I read this because it was an assigned text. It was this, Harry Potter, Alice in Wonderland or Ender's Game (which I also plan to read.) I have to use it as an exemplar for the types of books children/adolescents should read. When it was published, the content was extremely controversial. It was banned from schools and libraries It is number 3 on the American Library Association's list of Top 100 Banned/Challenged Books. I think this is unwarranted, the main character Jerry does get sexually explicit at times, but not overtly so.

This book was okay. It was really easy to get through, I think I managed it in a couple hours. It has been heralded as one of the best young adult novels of all time, but I don't really understand why. It's not particularly compelling and there are a lot of characters that you have to wrap your head around.

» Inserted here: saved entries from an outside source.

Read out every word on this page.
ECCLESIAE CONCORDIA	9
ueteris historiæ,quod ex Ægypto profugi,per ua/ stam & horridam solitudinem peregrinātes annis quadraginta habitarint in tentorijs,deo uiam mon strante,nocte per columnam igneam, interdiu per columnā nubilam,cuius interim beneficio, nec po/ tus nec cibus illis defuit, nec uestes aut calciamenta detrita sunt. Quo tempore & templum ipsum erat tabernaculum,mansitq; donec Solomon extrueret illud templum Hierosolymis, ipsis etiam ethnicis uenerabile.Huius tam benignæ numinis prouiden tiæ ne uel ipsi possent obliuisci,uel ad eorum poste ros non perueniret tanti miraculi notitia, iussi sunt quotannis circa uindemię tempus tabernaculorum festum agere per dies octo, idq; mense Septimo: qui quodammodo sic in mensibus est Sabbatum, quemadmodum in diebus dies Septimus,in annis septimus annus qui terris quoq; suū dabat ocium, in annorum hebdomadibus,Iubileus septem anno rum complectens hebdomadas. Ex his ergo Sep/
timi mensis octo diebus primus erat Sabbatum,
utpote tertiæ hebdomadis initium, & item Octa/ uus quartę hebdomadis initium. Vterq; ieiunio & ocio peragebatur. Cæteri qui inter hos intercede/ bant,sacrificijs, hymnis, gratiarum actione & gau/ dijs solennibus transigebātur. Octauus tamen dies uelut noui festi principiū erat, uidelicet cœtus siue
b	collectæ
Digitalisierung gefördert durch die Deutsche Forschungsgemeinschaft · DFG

A all-boys Catholic high school, Trinity, has an annual chocolate sale. This year, acting headmaster Brother Leon orders double the amount of more expensive chocolates. The boys now have to sell twice as many at double the price. The sales are abysmal, and Brother has to enlist the help of the Vigils, a secret, student-run society. They control the school by giving out assignments like unscrewing classroom furniture until it almost falls apart. Archie, the assignment inventor, makes Jerry refuse to 'volunteer' to sell his chocolates for ten days. Jerry plays along, but decides he never wants to sell them at all, which screws with the Vigils plan. Jerry gets beaten up and yet still refuses. The Vigils get other boys to sell his chocolates, and eventually every box is sold. But since Jerry disobeyed, and example has to be made. He is goaded into a fight where he is beaten almost to death, with a crowd of his peers who scream 'kill him."

Tuesday, 11 October 2011

Ender's Game - Orson Scott Card (1985)

I had to read this book for english and I found it surprisingly good. We got to choose between four different texts and I'm glad that I chose to read this one.

Although this book is written from a child's perspective, you hardly realize that at all as Ender thinks and acts way beyond his years. The plot of this book was interesting and well written, however I found that there was a little too much political jargon to find that part of the story at all interesting. Although this book is from a child's perspective, it deals with some very gruesome themes and there is a lot of psychological warfare and torment going on, which I found very full on and a little scary at times. My favourite character was Colonel Graff, you only get snippets of his life and his experiences however I really got the sense that he was a lovely person who truly cared about Ender.


This book is set in the future where an alien invasion of "buggers" fifty years ago has the world training children to be the commanders and soldiers in the next battle. Ender Wiggin is six years old and human kind's only hope of survival as he is a child genius. He quickly passes through battle school and moves to flight command where Mazer Rackham, the only person to have defeated the buggers previously, becomes his teacher. He soon goes through many computer simulations and on his final test he must go through a simulation in which there is a planet in the middle of battle. He defeats the simulation by exploding the planet, however then he learns that all the simulations were real and he had just killed all the remaining buggers. He and his sister Valentine then go in the "first colony" to live on the bugger planet and Ender discovers a fertilized bugger egg, ready to be hatched whenever. He takes it with him as he and Valentine go to explore the galaxy.

Airman - Eoin Colfer (2008)

I read this because my co-blogger lent it to me. I love the way Eoin Colfer writes (Some good reads of his are; the Supernaturalist, The Wish List and the Artemis Fowl series) I liked this book, but perhaps I'm a little to old and a little too female to fall head over heels for it. I can see how the 12-year-old tomboy me would have woshipped the shelf this book sat on. There is a fair amount of technical language in this book which may be a slight failing of the story.

All in all, a good read. A very believable and motivated hero. This book would actually make quite a good movie. It's nice to read something other than assigned texts.